I was working with Firefox, Visual Studio Code, Sublime, terminals, postgreSQL. When my screen froze, actually my mouse pointer was moving really slowly, but I couldn’t even open the terminal to look at the logs because everything stopped working, I even tried to switch to the tty1 (ctrl+alt+f1) but it didn’t worked, I had to press the shutdown button.

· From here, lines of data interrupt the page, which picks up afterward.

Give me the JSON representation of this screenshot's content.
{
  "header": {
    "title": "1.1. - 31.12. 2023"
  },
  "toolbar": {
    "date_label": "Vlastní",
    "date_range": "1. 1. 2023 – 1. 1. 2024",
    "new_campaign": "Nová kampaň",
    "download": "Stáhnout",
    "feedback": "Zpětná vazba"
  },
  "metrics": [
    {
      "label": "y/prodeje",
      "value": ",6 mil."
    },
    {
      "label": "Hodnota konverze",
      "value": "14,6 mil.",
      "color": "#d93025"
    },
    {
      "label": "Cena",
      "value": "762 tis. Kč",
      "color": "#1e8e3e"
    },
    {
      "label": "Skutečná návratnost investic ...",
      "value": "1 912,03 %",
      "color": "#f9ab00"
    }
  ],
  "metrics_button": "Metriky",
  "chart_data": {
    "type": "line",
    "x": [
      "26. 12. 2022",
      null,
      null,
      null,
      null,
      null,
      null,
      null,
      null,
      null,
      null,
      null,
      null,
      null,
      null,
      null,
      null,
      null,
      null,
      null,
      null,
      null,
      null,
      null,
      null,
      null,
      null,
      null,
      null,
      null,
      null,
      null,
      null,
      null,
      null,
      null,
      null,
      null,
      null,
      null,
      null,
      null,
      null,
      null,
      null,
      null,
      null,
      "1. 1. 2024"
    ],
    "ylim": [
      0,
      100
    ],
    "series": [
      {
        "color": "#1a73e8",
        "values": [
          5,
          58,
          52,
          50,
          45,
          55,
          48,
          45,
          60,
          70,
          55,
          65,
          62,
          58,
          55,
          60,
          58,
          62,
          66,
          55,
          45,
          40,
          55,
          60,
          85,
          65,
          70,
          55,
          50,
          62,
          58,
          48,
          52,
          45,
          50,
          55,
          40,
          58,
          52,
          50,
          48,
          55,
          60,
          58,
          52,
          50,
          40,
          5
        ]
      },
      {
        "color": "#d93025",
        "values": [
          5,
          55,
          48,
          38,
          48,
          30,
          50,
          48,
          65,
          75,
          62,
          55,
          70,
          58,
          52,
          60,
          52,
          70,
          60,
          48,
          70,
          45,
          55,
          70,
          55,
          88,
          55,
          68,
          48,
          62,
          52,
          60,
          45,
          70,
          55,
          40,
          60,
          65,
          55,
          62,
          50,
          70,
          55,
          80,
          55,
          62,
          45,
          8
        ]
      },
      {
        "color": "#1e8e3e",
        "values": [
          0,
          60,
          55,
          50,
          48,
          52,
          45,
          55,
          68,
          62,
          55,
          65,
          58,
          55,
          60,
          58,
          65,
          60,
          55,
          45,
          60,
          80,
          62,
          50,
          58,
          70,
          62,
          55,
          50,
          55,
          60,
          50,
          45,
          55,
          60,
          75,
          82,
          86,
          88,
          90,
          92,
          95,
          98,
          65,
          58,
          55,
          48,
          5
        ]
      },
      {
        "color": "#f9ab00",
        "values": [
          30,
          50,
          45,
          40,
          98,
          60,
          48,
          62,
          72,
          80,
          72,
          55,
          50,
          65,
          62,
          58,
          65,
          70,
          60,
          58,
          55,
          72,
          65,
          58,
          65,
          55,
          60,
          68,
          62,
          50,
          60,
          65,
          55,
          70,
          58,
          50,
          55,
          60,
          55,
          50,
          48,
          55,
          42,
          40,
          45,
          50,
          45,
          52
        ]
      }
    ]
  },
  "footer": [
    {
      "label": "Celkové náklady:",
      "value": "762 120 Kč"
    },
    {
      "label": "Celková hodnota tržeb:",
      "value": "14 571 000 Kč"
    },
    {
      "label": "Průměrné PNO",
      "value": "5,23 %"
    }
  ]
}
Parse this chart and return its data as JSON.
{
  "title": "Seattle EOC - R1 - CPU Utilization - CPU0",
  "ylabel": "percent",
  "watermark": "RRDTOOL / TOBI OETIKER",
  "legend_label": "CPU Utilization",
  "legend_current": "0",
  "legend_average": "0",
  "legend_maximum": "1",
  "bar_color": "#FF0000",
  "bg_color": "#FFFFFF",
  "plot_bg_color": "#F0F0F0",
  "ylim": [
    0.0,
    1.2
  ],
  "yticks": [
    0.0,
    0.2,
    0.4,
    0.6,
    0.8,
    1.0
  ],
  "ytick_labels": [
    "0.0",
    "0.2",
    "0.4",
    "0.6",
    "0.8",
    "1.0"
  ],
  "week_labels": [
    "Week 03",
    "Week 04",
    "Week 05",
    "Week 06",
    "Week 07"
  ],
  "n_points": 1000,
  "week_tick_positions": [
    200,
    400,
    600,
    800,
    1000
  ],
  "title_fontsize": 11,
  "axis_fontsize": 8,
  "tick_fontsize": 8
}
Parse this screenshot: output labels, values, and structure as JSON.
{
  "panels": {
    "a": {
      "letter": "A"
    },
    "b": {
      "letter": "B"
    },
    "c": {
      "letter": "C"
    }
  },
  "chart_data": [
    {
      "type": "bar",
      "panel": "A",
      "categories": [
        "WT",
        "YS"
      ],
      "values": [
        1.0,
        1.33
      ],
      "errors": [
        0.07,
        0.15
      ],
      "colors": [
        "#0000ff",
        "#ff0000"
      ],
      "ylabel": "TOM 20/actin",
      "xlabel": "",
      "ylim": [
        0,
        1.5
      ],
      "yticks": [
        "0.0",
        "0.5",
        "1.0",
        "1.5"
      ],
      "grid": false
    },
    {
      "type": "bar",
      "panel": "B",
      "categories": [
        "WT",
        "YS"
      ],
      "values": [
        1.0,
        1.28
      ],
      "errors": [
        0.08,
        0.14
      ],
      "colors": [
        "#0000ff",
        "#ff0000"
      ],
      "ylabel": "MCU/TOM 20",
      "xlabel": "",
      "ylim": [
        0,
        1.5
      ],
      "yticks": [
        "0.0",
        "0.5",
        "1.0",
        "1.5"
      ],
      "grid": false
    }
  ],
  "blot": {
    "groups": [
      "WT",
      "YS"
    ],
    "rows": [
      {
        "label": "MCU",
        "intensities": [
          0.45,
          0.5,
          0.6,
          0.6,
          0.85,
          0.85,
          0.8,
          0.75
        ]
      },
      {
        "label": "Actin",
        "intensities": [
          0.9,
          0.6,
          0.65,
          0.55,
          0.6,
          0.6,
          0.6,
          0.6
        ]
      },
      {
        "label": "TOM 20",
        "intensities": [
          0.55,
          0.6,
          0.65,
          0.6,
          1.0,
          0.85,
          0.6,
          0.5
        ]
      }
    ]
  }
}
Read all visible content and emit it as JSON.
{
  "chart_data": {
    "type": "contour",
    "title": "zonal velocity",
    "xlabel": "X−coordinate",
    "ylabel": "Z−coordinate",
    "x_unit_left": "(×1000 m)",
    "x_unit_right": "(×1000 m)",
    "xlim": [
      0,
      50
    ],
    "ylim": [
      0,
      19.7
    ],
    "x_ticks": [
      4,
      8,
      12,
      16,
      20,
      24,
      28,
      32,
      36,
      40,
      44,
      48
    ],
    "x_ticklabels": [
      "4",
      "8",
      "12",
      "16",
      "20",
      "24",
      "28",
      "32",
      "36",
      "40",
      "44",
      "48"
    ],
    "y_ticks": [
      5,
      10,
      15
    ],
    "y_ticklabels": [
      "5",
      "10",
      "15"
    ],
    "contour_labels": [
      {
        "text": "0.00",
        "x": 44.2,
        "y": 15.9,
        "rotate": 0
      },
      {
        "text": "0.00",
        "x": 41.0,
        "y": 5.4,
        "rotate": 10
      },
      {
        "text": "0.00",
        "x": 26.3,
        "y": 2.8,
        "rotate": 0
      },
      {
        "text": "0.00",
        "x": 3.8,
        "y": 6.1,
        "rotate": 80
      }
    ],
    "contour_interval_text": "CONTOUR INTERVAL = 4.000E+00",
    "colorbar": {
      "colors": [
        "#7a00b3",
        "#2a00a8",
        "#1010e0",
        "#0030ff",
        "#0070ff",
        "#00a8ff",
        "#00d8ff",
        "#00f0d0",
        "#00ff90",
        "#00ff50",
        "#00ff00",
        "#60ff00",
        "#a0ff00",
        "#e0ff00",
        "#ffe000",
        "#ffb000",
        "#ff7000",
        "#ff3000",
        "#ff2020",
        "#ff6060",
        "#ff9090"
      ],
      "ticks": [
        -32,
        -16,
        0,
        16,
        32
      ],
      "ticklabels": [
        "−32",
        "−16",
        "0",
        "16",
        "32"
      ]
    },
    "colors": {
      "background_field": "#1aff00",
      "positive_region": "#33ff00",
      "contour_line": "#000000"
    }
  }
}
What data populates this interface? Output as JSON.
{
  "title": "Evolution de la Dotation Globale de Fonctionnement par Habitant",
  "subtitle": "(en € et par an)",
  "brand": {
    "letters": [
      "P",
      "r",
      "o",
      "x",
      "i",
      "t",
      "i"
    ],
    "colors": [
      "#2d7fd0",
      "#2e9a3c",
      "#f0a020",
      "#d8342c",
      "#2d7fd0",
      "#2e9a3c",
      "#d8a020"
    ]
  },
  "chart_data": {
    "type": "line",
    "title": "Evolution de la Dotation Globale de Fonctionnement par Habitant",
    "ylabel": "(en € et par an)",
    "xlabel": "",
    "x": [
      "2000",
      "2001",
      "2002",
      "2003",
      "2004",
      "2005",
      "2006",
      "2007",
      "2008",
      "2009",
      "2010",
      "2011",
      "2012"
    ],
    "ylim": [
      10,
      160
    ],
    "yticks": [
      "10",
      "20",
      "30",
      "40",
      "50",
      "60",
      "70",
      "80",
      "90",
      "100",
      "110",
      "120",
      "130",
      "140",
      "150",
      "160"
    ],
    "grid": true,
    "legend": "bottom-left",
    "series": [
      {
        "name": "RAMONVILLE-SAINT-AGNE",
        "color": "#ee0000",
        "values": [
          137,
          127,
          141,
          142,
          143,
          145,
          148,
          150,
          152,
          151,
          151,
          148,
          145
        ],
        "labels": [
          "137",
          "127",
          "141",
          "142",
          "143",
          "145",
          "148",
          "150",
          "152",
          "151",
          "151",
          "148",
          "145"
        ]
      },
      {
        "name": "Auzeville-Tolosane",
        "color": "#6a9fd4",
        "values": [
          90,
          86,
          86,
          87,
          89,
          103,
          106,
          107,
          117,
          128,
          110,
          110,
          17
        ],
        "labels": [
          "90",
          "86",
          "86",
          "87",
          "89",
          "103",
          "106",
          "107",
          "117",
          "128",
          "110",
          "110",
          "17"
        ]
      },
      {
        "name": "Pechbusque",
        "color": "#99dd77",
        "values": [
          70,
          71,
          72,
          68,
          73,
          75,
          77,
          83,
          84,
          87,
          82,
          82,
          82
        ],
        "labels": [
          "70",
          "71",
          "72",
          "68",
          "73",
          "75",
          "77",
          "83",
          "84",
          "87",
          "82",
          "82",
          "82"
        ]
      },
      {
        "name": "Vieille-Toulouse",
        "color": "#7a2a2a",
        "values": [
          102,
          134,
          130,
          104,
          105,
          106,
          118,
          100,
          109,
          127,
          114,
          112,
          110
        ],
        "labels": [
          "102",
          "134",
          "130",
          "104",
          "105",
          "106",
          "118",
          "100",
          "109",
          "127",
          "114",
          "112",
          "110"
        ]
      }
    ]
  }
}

hi @admin8cqme , finally I’m testing this configuration in ubuntu 20.04 LTS:

Kernel: 5.4.0-26-generic
nvidia driver:
modinfo nvidia
filename: /lib/modules/5.4.0-26-generic/updates/dkms/nvidia.ko
alias: char-major-195-*
version: 435.21
supported: external
license: NVIDIA

I installed using : apt install nvidia-driver-435

dpkg -l | grep nvidia-driver-435
ii nvidia-driver-435 435.21-0ubuntu7 amd64 NVIDIA driver metapackage

I have been using chrome with video in 4k more than 2 hour and seems stable.

My xorg,conf is:
path: /etc/X11/

Section “ServerLayout”
Identifier “Layout0”
Screen 0 “Screen0” 0 0
InputDevice “Keyboard0” “CoreKeyboard”
InputDevice “Mouse0” “CorePointer”
Option “Xinerama” “0”
EndSection

Section “Files”
EndSection

Section “Module”
Load “dbe”
Load “extmod”
Load “type1”
Load “freetype”
Load “glx”
EndSection

Section “InputDevice”
# generated from default
Identifier “Mouse0”
Driver “mouse”
Option “Protocol” “auto”
Option “Device” “/dev/psaux”
Option “Emulate3Buttons” “no”
Option “ZAxisMapping” “4 5”
EndSection

Section “InputDevice”
# generated from default
Identifier “Keyboard0”
Driver “kbd”
EndSection

Section “Monitor”
# HorizSync source: edid, VertRefresh source: edid
Identifier “Monitor0”
VendorName “Unknown”
ModelName “Samsung LC24RG50”
HorizSync 168.0 - 168.0
VertRefresh 48.0 - 144.0
Option “DPMS”
EndSection

Section “Device”
Identifier “Device0”
Driver “nvidia”
VendorName “NVIDIA Corporation”
BoardName “GeForce GTX 1660”
EndSection

Section “Screen”
Identifier “Screen0”
Device “Device0”
Monitor “Monitor0”
DefaultDepth 24
Option “Stereo” “0”
Option “nvidiaXineramaInfoOrder” “DFP-2”
Option “metamodes” “1920x1080_144 +0+0 {ForceFullCompositionPipeline=On}”
Option “SLI” “Off”
Option “MultiGPU” “Off”
Option “BaseMosaic” “off”
Option “AllowIndirectGLXProtocol” “off”
Option “TripleBuffer” “on”
SubSection “Display”
Depth 24
EndSubSection
EndSection

You have to adjust it according to your graphic card and monitor frequency.
you can use to adjust via nvidia-settings your xorg.conf and save it to /etc/X11/

I hope it helps. Let me know…

AH! and also I upgraded from 19.10 to 20.04 LTS with no problems. I’m testing this with kernel 5.4.0-28-generic and the same nvidia driver 435.

ubuntu-drivers list

then apt install nvidia-driver-435

Hi @carlosmerces I’m testing Archlinux, details:

kernel: 5.6.7-arch1-1
nvidia-driver:
nvidia-dkms 440.82-1
nvidia-settings 440.82-1
nvidia-utils 440.82-1

kde plasma enviroment, and still don’t have the issue, I will keep on testing it.
try it if you wish.

Hi @smooz, Try ubuntu 20.04 LTS kernel 5.4.0-28-generic with nvidia-driver-435 and see how it goes, what OS are you using?
kernel and nvidia driver?

Hi @basdeth,

Thank you for all the work you seem to be putting into this. I’m still currently using your previous suggestion of appending rcutree.rcu_idle_gp_delay=1 to my grub config.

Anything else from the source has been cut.